Kuala Lumpur (ANTARA) - Buku-buku tentang hubungan Indonesia dan Malaysia sebagai dua negara serumpun, yang ditulis dengan kajian sejarah dan data-data akademik, mungkin banyak dan cukup mudah dijumpai di toko-toko buku, baik di tanah air maupun di negeri jiran.
Sebagian besar karya tersebut umumnya menyoroti hubungan dua negara dari aspek politik, sejarah, diplomasi, atau kerja sama bilateral.
Namun buku antologi berjudul "Malaysia-Indonesia: Narasi-Narasi Lintas Budaya dan Negara" menawarkan sebuah sudut pandang yang berbeda.
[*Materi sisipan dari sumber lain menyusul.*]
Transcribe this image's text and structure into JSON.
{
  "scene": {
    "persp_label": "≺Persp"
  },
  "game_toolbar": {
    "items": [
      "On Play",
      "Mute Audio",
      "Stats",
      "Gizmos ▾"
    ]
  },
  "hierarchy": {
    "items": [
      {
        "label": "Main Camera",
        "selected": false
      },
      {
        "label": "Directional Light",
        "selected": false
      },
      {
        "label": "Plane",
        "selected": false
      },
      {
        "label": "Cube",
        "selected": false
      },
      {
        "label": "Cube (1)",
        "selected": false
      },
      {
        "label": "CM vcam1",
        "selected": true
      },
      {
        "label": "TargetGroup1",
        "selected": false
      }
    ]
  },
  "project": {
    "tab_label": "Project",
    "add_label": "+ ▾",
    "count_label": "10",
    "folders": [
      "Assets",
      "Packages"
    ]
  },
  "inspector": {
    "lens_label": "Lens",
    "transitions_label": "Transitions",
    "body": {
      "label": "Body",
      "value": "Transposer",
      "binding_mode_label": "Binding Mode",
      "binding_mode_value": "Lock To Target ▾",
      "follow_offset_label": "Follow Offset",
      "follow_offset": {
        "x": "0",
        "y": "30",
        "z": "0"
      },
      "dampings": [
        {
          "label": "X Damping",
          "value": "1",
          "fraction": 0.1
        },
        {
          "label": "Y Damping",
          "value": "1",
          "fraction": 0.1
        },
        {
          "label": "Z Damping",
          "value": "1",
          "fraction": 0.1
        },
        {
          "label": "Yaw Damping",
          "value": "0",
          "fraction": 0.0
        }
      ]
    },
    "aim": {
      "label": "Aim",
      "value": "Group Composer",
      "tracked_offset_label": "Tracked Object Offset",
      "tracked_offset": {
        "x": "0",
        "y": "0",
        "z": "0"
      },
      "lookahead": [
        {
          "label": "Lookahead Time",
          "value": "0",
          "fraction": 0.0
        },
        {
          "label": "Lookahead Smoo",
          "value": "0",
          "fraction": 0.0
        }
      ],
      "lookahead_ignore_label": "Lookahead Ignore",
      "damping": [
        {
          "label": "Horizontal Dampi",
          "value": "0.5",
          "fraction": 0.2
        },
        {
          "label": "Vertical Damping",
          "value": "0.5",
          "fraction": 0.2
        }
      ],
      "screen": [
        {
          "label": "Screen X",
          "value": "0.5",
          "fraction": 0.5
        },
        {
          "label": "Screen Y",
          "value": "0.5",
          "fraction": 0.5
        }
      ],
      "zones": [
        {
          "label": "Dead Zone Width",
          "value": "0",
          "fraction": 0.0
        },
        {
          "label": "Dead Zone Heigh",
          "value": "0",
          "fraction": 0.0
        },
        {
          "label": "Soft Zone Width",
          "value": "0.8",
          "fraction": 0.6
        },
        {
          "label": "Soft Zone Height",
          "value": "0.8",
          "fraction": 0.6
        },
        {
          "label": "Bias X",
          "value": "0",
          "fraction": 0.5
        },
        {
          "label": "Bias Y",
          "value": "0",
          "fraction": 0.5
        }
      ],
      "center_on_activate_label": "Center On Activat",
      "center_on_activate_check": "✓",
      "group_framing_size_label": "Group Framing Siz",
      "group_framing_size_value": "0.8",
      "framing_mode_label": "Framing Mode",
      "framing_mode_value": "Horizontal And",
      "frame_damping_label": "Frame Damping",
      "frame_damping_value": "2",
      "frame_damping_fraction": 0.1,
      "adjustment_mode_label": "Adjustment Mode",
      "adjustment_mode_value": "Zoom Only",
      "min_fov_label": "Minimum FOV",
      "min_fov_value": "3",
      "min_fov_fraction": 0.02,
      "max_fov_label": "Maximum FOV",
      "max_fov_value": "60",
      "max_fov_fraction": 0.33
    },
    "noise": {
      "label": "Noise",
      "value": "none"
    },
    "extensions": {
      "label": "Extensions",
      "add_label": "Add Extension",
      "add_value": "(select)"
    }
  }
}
Buku setebal 232 halaman ini menggambarkan hubungan dua negara serumpun dari perspektif akar rumput, orang-orang biasa, duta-duta kecil dua negara, yang ketika kita membaca kisah-kisahnya bak mendengarkan langsung penuturan rekan sejawat saat sedang bersantai di kedai kopi.
Bukunya merupakan kumpulan tulisan dari pengalaman yang dialami dan dirasakan oleh 15 orang penulisnya, yang terdiri atas orang Indonesia dan Malaysia.
Para penulisnya antara lain orang-orang yang pernah mengambil studi di universitas kedua negara, dosen, seniman, musisi, pelancong, hingga eks pekerja kilang.
Mereka adalah Tiyas Maulita, Azmil Tayeb, Anitha Silvia, Azmyl Yunor, Budiawan, Sharifah Nursyahidah Syed Annuar, Katrin Bandel, Jefry Musa, Putri Silaturrahmi, Ahmad Naziruddin Zakaria, Raihana Mahmud, Muhamad Hanapi B Jamaludin, Rita Audriyanti, Muhammad Febriansyah, Haris Zuan.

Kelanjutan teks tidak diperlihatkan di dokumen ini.